We live in a society that no longer recognizes the underlying principles that human beings ought to honor and base their lives on. That sounds pretty extreme in a society that doesn't seem to honor anything, but that's just the point. We're created a world were virtue has no meaning, where achievement is showing up, where criticism is demonized as bigotry and were lies are commonly advanced as wisdom.
How did this happen? I've lived through it. I was a boy in the 1950s. People weren't afraid of their shadows in those days. We carried pocket knives, shot guns, played with liquid mercury, raked leaves and burned them on the side of the road, routinely set off fireworks and firecrackers and cherry bombs on fourth of July, played pick up baseball far from home having driven our own bikes to the location without any parental guidance. Now pretty much all of those things are either forbidden or supervised. That's crazy.
But what is worse is what we allow. Now killing babies is seen as a right. Doing drugs is increasingly accepted. Perversion (well that's what we called it and I don't think it has changed) is now supposed to be accepted and even celebrated. Lunacy like transgenderism was mostly not even conceived of when I was a kid. Now it seems as if people think it is a right to decide for yourself what your sex is. These things are signs not of progress or enlightenment but of sheer lunacy.
The problem is that we'd lost touch with truth.
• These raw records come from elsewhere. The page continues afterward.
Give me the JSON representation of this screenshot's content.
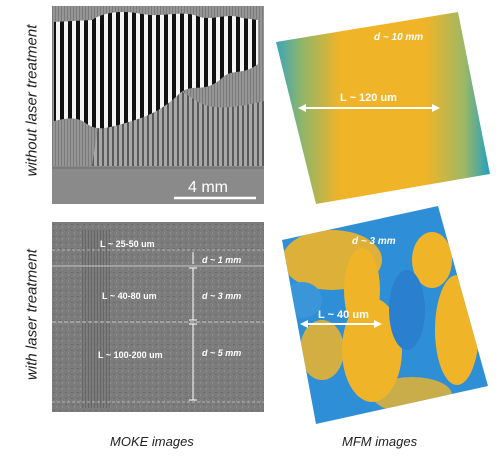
{
  "row_labels": {
    "top": "without laser treatment",
    "bottom": "with laser treatment"
  },
  "column_labels": {
    "left": "MOKE images",
    "right": "MFM images"
  },
  "moke_top": {
    "scale_bar": "4 mm"
  },
  "mfm_top": {
    "thickness": "d ~ 10 mm",
    "width": "L ~ 120 um"
  },
  "moke_bottom": {
    "rows": [
      {
        "width": "L ~ 25-50 um",
        "thickness": "d ~ 1 mm"
      },
      {
        "width": "L ~ 40-80 um",
        "thickness": "d ~ 3 mm"
      },
      {
        "width": "L ~ 100-200 um",
        "thickness": "d ~ 5 mm"
      }
    ]
  },
  "mfm_bottom": {
    "thickness": "d ~ 3 mm",
    "width": "L ~ 40 um"
  },
  "colors": {
    "domain_yellow": "#f0b428",
    "domain_blue": "#2f8fd6",
    "domain_teal": "#1aa7b4",
    "moke_gray": "#8a8a8a"
  }
}
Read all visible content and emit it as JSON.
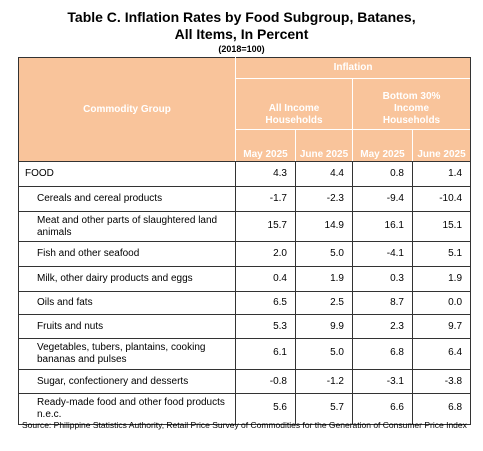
{
  "header": {
    "title_line1": "Table C. Inflation Rates by Food Subgroup, Batanes,",
    "title_line2": "All Items, In Percent",
    "subtitle": "(2018=100)"
  },
  "table": {
    "column_header": "Commodity Group",
    "group_header": "Inflation",
    "subgroups": [
      "All Income Households",
      "Bottom 30% Income Households"
    ],
    "months": [
      "May 2025",
      "June 2025",
      "May 2025",
      "June 2025"
    ],
    "rows": [
      [
        "FOOD",
        "4.3",
        "4.4",
        "0.8",
        "1.4"
      ],
      [
        "Cereals and cereal products",
        "-1.7",
        "-2.3",
        "-9.4",
        "-10.4"
      ],
      [
        "Meat and other parts of slaughtered land animals",
        "15.7",
        "14.9",
        "16.1",
        "15.1"
      ],
      [
        "Fish and other seafood",
        "2.0",
        "5.0",
        "-4.1",
        "5.1"
      ],
      [
        "Milk, other dairy products and eggs",
        "0.4",
        "1.9",
        "0.3",
        "1.9"
      ],
      [
        "Oils and fats",
        "6.5",
        "2.5",
        "8.7",
        "0.0"
      ],
      [
        "Fruits and nuts",
        "5.3",
        "9.9",
        "2.3",
        "9.7"
      ],
      [
        "Vegetables, tubers, plantains, cooking bananas and pulses",
        "6.1",
        "5.0",
        "6.8",
        "6.4"
      ],
      [
        "Sugar, confectionery and desserts",
        "-0.8",
        "-1.2",
        "-3.1",
        "-3.8"
      ],
      [
        "Ready-made food and other food products n.e.c.",
        "5.6",
        "5.7",
        "6.6",
        "6.8"
      ]
    ]
  },
  "footer": {
    "source": "Source: Philippine Statistics Authority, Retail Price Survey of Commodities for the Generation of Consumer Price Index"
  }
}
Truth is simply what we say of a statement when it conforms to reality. What is true is also what is real. It's quite popular today to see truth as relative, which is a rather odd idea since the notion that truth is relative really means that truth is merely a matter of opinion so on that supposition nothing is real. I guess a pop-tart real is a gun or a disassembled clock really is a bomb, oh wait, back that one up ... but you get the idea nothing is what it is but only what someone says it is. The problem is that that is not true.
I'm reading a book by a guy named Tom Holland titled In The Shadow of the Sword. I only mention this because is talking about the early history of Persia he talks about Zoroastrianism which is a dualistic religious view that, to quote a passage on page 91:
"The rise and fall of earthly empires were the mere shadow play of something infinitely more cosmic: the clash between Truth and the Lie."
That passage made me think of other cosmic dichotomies: Light and Darkness, Good and Evil, the Beginning and the End, Life and Death, Right and Wrong, the Microcosm and the Macrocosm, God and Satan.
I tend to think I am watching the death of the West. Another name for the West until a few hundred years ago was Christendom. At the time of the Reformation and the Enlightenment the West was shattered although it didn't look that way and many of its great achievements were yet to come. But now as moral decadence obscures the truth we see the West sinking. The Demographics says that Europe will be Islamic in a few decades if the birthrates continue as they are now. Should the West not be restored to its ancient and historic commitment to truth it looks very much as if it will be gone and a great Lie which emerged from the desert long ago will stand victorious in its place.